Dani Shenhar from HaMoked, an Israeli rights body that is fighting Hammouri’s case, called the revocation of his residency a “drastic measure that violates a person’s basic right to live in their homeland”.
“As a member of the Indigenous population of Jerusalem, Hammouri owes no allegiance to the state of Israel,” Shenhar said. “The fact that this decision was made largely on the basis of secret evidence only exacerbates the injustice.”
Under administrative detention
Hammouri has been detained for nine months under Israel’s controversial administrative detention policy – which allows suspects to be held without charge or trial for six months at a time. It can be renewed indefinitely. The law has been used to keep more than 700 Palestinians behind bars across Israel.
The 37-year-old has also been imprisoned by Israel several times in the past.
“Israel regards him as a terrorist. The most serious was a seven-year sentence for, allegedly, an assassination attempt. He was released as part of a prisoner swap between Hamas and the Israeli government,” Al Jazeera’s McBride said.
“Hammouri is a French citizen, but never lived in France for any length of time. He has spent all of his 37 years here in Jerusalem. If his residency is revoked, he can be deported at any time,” he said.
“Hammouri’s wife has already been deported. She is now living in France with their children.”
‘Son of Jerusalem’
French President Emmanuel Macron has previously raised concerns about the case with Israeli Prime Minister Yair Lapid.

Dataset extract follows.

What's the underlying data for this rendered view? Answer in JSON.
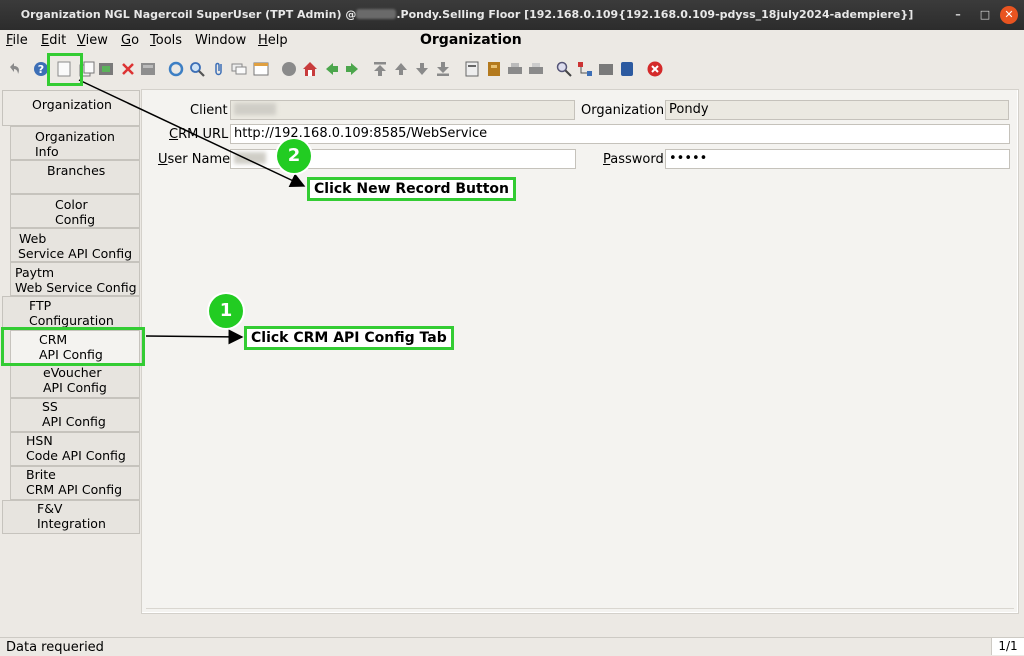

The French government has repeatedly urged the Israeli authorities to release Hammouri and allow him to live with his family in Jerusalem.

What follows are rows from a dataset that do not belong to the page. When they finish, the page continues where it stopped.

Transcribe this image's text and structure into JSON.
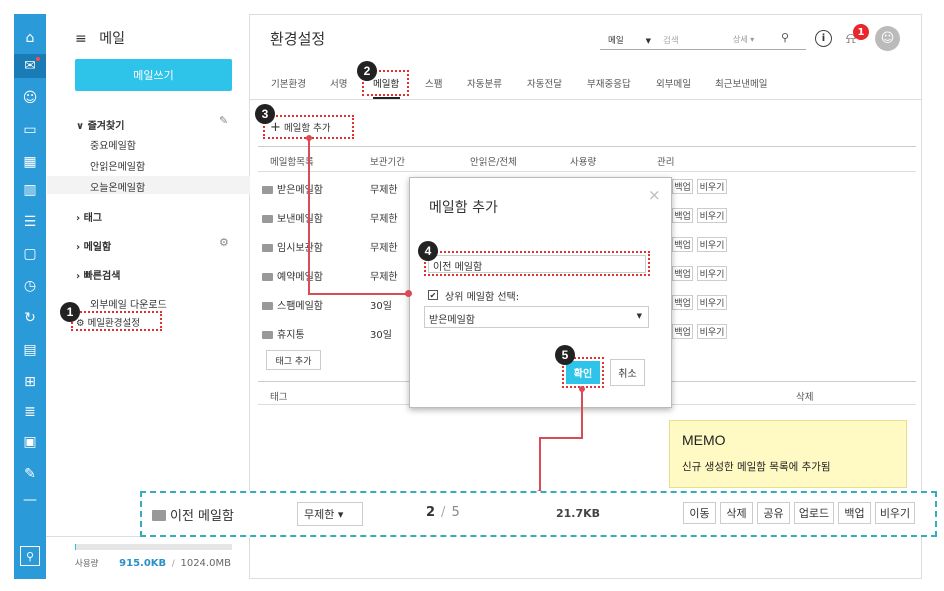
{
  "sidebar_title": "메일",
  "compose_label": "메일쓰기",
  "favorites": {
    "label": "즐겨찾기",
    "items": [
      "중요메일함",
      "안읽은메일함",
      "오늘온메일함"
    ]
  },
  "tags_label": "태그",
  "mailbox_label": "메일함",
  "quick_search_label": "빠른검색",
  "external_download": "외부메일 다운로드",
  "mail_settings": "메일환경설정",
  "usage": {
    "label": "사용량",
    "used": "915.0KB",
    "sep": "/",
    "total": "1024.0MB",
    "fraction": 0.001
  },
  "page_title": "환경설정",
  "search": {
    "scope": "메일",
    "placeholder": "검색",
    "detail": "상세 ▾"
  },
  "notification_count": "1",
  "tabs": [
    "기본환경",
    "서명",
    "메일함",
    "스팸",
    "자동분류",
    "자동전달",
    "부재중응답",
    "외부메일",
    "최근보낸메일"
  ],
  "add_mailbox": "메일함 추가",
  "table_headers": [
    "메일함목록",
    "보관기간",
    "안읽은/전체",
    "사용량",
    "관리"
  ],
  "rows": [
    {
      "name": "받은메일함",
      "period": "무제한"
    },
    {
      "name": "보낸메일함",
      "period": "무제한"
    },
    {
      "name": "임시보관함",
      "period": "무제한"
    },
    {
      "name": "예약메일함",
      "period": "무제한"
    },
    {
      "name": "스팸메일함",
      "period": "30일"
    },
    {
      "name": "휴지통",
      "period": "30일"
    }
  ],
  "row_btns": [
    "백업",
    "비우기"
  ],
  "add_tag": "태그 추가",
  "tag_header": "태그",
  "delete_header": "삭제",
  "dialog": {
    "title": "메일함 추가",
    "close": "×",
    "input_value": "이전 메일함",
    "checkbox_label": "상위 메일함 선택:",
    "select_value": "받은메일함",
    "confirm": "확인",
    "cancel": "취소"
  },
  "memo": {
    "title": "MEMO",
    "text": "신규 생성한 메일함 목록에 추가됨"
  },
  "new_row": {
    "name": "이전 메일함",
    "period": "무제한 ▾",
    "unread": "2",
    "sep": "/",
    "total": "5",
    "size": "21.7KB",
    "buttons": [
      "이동",
      "삭제",
      "공유",
      "업로드",
      "백업",
      "비우기"
    ]
  },
  "badges": [
    "1",
    "2",
    "3",
    "4",
    "5"
  ],
  "icons": [
    "home-icon",
    "mail-icon",
    "person-icon",
    "folder-icon",
    "calendar-icon",
    "board-icon",
    "list-icon",
    "chat-icon",
    "clock-icon",
    "refresh-icon",
    "note-icon",
    "grid-icon",
    "stack-icon",
    "doc-icon",
    "edit-icon",
    "minus-icon",
    "org-icon"
  ]
}
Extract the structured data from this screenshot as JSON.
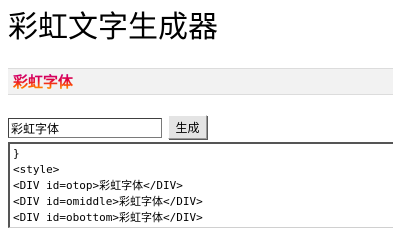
{
  "page": {
    "title": "彩虹文字生成器"
  },
  "preview": {
    "text": "彩虹字体"
  },
  "form": {
    "input_value": "彩虹字体",
    "generate_label": "生成"
  },
  "code_output": {
    "lines": [
      "}",
      "<style>",
      "<DIV id=otop>彩虹字体</DIV>",
      "<DIV id=omiddle>彩虹字体</DIV>",
      "<DIV id=obottom>彩虹字体</DIV>"
    ]
  },
  "colors": {
    "rainbow_top": "#c8008c",
    "rainbow_mid": "#ff5a00",
    "rainbow_bottom": "#ffd400"
  }
}
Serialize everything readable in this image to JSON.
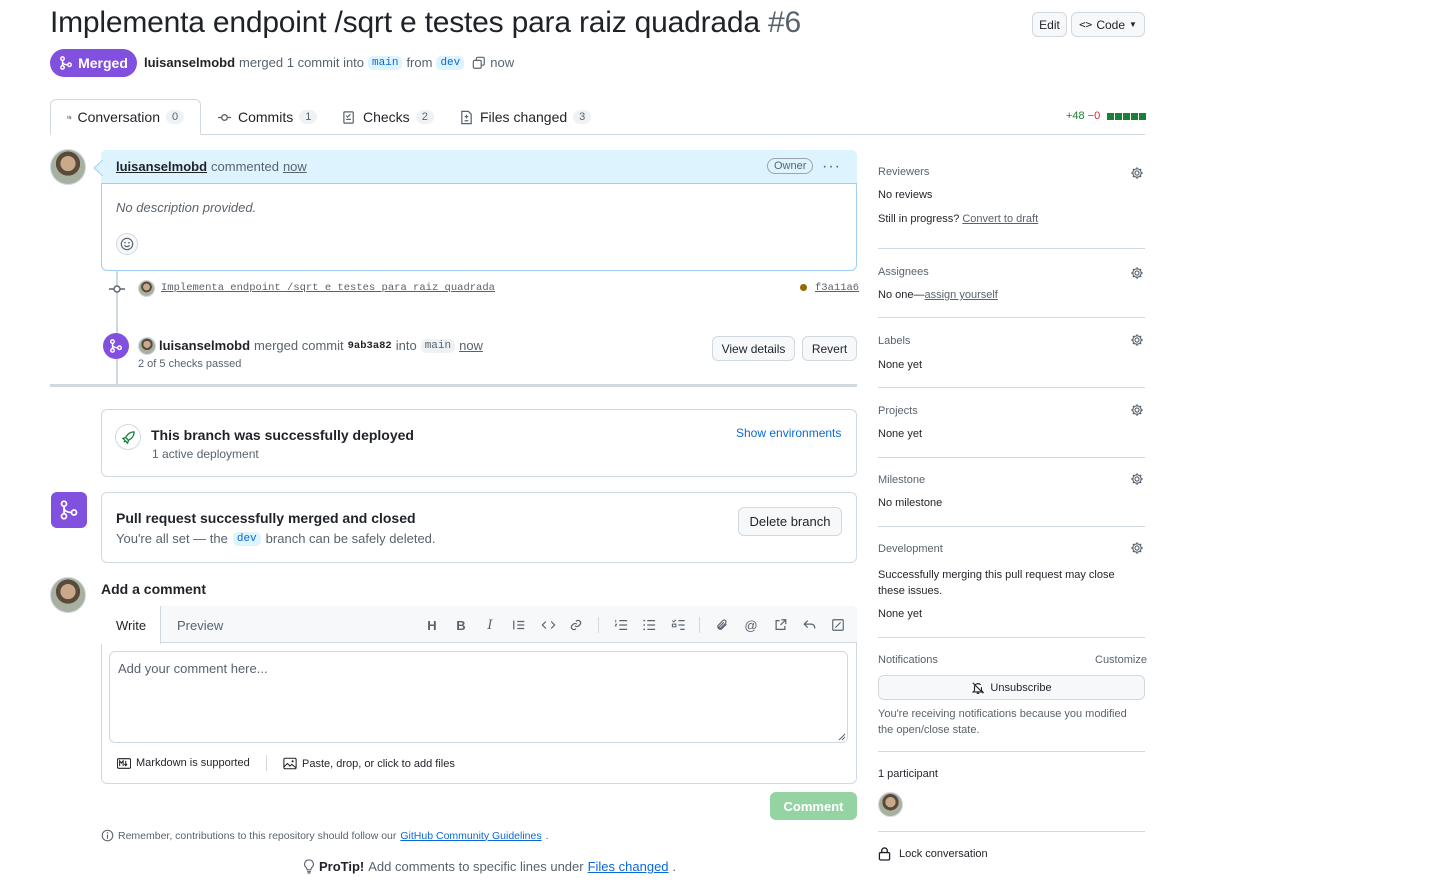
{
  "header": {
    "title": "Implementa endpoint /sqrt e testes para raiz quadrada",
    "number": "#6",
    "edit_label": "Edit",
    "code_label": "Code",
    "state": "Merged",
    "author": "luisanselmobd",
    "merged_text": "merged 1 commit into",
    "base_branch": "main",
    "from_text": "from",
    "head_branch": "dev",
    "time": "now"
  },
  "tabs": [
    {
      "label": "Conversation",
      "count": "0"
    },
    {
      "label": "Commits",
      "count": "1"
    },
    {
      "label": "Checks",
      "count": "2"
    },
    {
      "label": "Files changed",
      "count": "3"
    }
  ],
  "diffstat": {
    "additions": "+48",
    "deletions": "−0"
  },
  "comment": {
    "author": "luisanselmobd",
    "action": "commented",
    "time": "now",
    "role": "Owner",
    "body": "No description provided."
  },
  "commit": {
    "message": "Implementa endpoint /sqrt e testes para raiz quadrada",
    "sha": "f3a11a6"
  },
  "merge_event": {
    "author": "luisanselmobd",
    "action": "merged commit",
    "sha": "9ab3a82",
    "into": "into",
    "branch": "main",
    "time": "now",
    "checks": "2 of 5 checks passed",
    "view_details": "View details",
    "revert": "Revert"
  },
  "deploy": {
    "title": "This branch was successfully deployed",
    "subtitle": "1 active deployment",
    "link": "Show environments"
  },
  "merged_box": {
    "title": "Pull request successfully merged and closed",
    "text_before": "You're all set — the",
    "branch": "dev",
    "text_after": "branch can be safely deleted.",
    "delete_label": "Delete branch"
  },
  "form": {
    "heading": "Add a comment",
    "write_tab": "Write",
    "preview_tab": "Preview",
    "placeholder": "Add your comment here...",
    "markdown_note": "Markdown is supported",
    "attach_note": "Paste, drop, or click to add files",
    "submit": "Comment",
    "guidelines_prefix": "Remember, contributions to this repository should follow our",
    "guidelines_link": "GitHub Community Guidelines",
    "protip_label": "ProTip!",
    "protip_text": "Add comments to specific lines under",
    "protip_link": "Files changed"
  },
  "sidebar": {
    "reviewers": {
      "title": "Reviewers",
      "value": "No reviews",
      "progress": "Still in progress?",
      "draft_link": "Convert to draft"
    },
    "assignees": {
      "title": "Assignees",
      "value": "No one—",
      "link": "assign yourself"
    },
    "labels": {
      "title": "Labels",
      "value": "None yet"
    },
    "projects": {
      "title": "Projects",
      "value": "None yet"
    },
    "milestone": {
      "title": "Milestone",
      "value": "No milestone"
    },
    "development": {
      "title": "Development",
      "text": "Successfully merging this pull request may close these issues.",
      "value": "None yet"
    },
    "notifications": {
      "title": "Notifications",
      "customize": "Customize",
      "button": "Unsubscribe",
      "reason": "You're receiving notifications because you modified the open/close state."
    },
    "participants": {
      "title": "1 participant"
    },
    "lock": "Lock conversation"
  },
  "colors": {
    "merged": "#8250df",
    "link": "#0969da",
    "success": "#1a7f37",
    "comment_btn": "#94d3a2"
  }
}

“France follows Salah Hammouri’s situation very closely and at the highest level,” said the French foreign ministry in a statement. He “must be able to have a normal life in Jerusalem, where he was born and where he lives, and his wife and children must be able to travel there to get back with him”.
Elsa Lefort, Hammouri’s wife, told Al Jazeera her husband is being targeted by Israel because he is a human rights defender.

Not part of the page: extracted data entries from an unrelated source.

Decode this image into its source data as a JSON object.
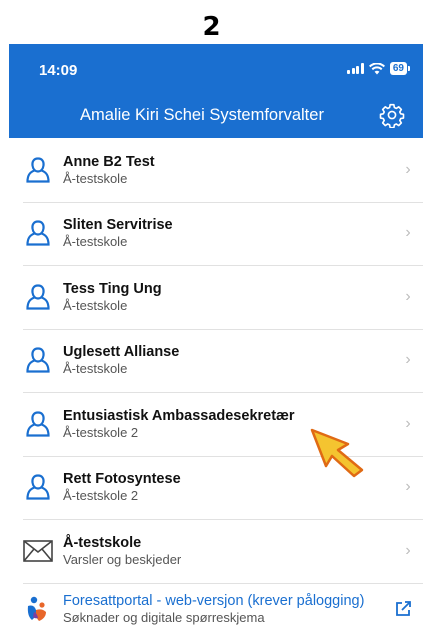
{
  "step": "2",
  "status_bar": {
    "time": "14:09",
    "battery": "69"
  },
  "header": {
    "title": "Amalie Kiri Schei Systemforvalter",
    "settings_icon": "gear-icon"
  },
  "colors": {
    "brand": "#1a6fd0",
    "icon": "#1a6fd0",
    "chevron": "#bdbdbd",
    "cursor": "#f4c430"
  },
  "contacts": [
    {
      "name": "Anne B2 Test",
      "school": "Å-testskole"
    },
    {
      "name": "Sliten Servitrise",
      "school": "Å-testskole"
    },
    {
      "name": "Tess Ting Ung",
      "school": "Å-testskole"
    },
    {
      "name": "Uglesett Allianse",
      "school": "Å-testskole"
    },
    {
      "name": "Entusiastisk Ambassadesekretær",
      "school": "Å-testskole 2"
    },
    {
      "name": "Rett Fotosyntese",
      "school": "Å-testskole 2"
    }
  ],
  "school_messages": {
    "title": "Å-testskole",
    "subtitle": "Varsler og beskjeder"
  },
  "portal": {
    "title": "Foresattportal - web-versjon (krever pålogging)",
    "subtitle": "Søknader og digitale spørreskjema"
  }
}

“It’s awful news and I cannot imagine how Salah must be saddened,” she said, speaking from Paris. “He’s the son of Jerusalem. His life is there, he was born there. The city is part of himself. It’s horrible news for Salah.
“Since 20 years, Salah has been arrested by the Israelis and spent more than nine years in prison.”
Lefort went on to say Hammouri has been subjected to travel bans, and that she herself was denied entry to Palestine and deported to France.
Deportation is ‘war crime’
Last year, Hammouri was among six human rights activists whose mobile phones were found by independent security researchers to have been infected with spyware made by the Israel company NSO Group.
It was not known who placed the spyware on the phones. Israel has said there was no connection between the “terror” designation of Adameer and five other Palestinian rights groups and any alleged use of NSO spyware. Israel has provided little evidence publicly to support the “terrorism” designation, which Palestinian groups have said is meant to muzzle them and dry up their sources of funding.
Israel has alleged that Hammouri is an activist in “a banned militant group” because of his membership in the Popular Front for the Liberation of Palestine (PFLP).
Amnesty International said his deportation would constitute a war crime.
“These latest plans are not only a shameless attempt to hinder Salah’s human rights work, they are also an expression of the Israeli authorities’ chilling long-term policy aim of reducing the number of Palestinians in East Jerusalem,” said Heba Morayef, Amnesty International’s regional director for the Middle East and North Africa.
“Unlawful deportation from the Occupied Palestinian Territories constitutes a grave breach of the Fourth Geneva Convention and a war crime. Deportation carried to maintain a system of apartheid constitutes a crime against humanity. These crimes are all in the jurisdiction of the International Criminal Court, whose prosecutor has opened an investigation into the situation in Palestine.”
Palestinian residents of Jerusalem can apply for Israeli citizenship, but few do, not wanting to be seen as accepting the occupation. Those who do apply, however, face a lengthy and bureaucratic process.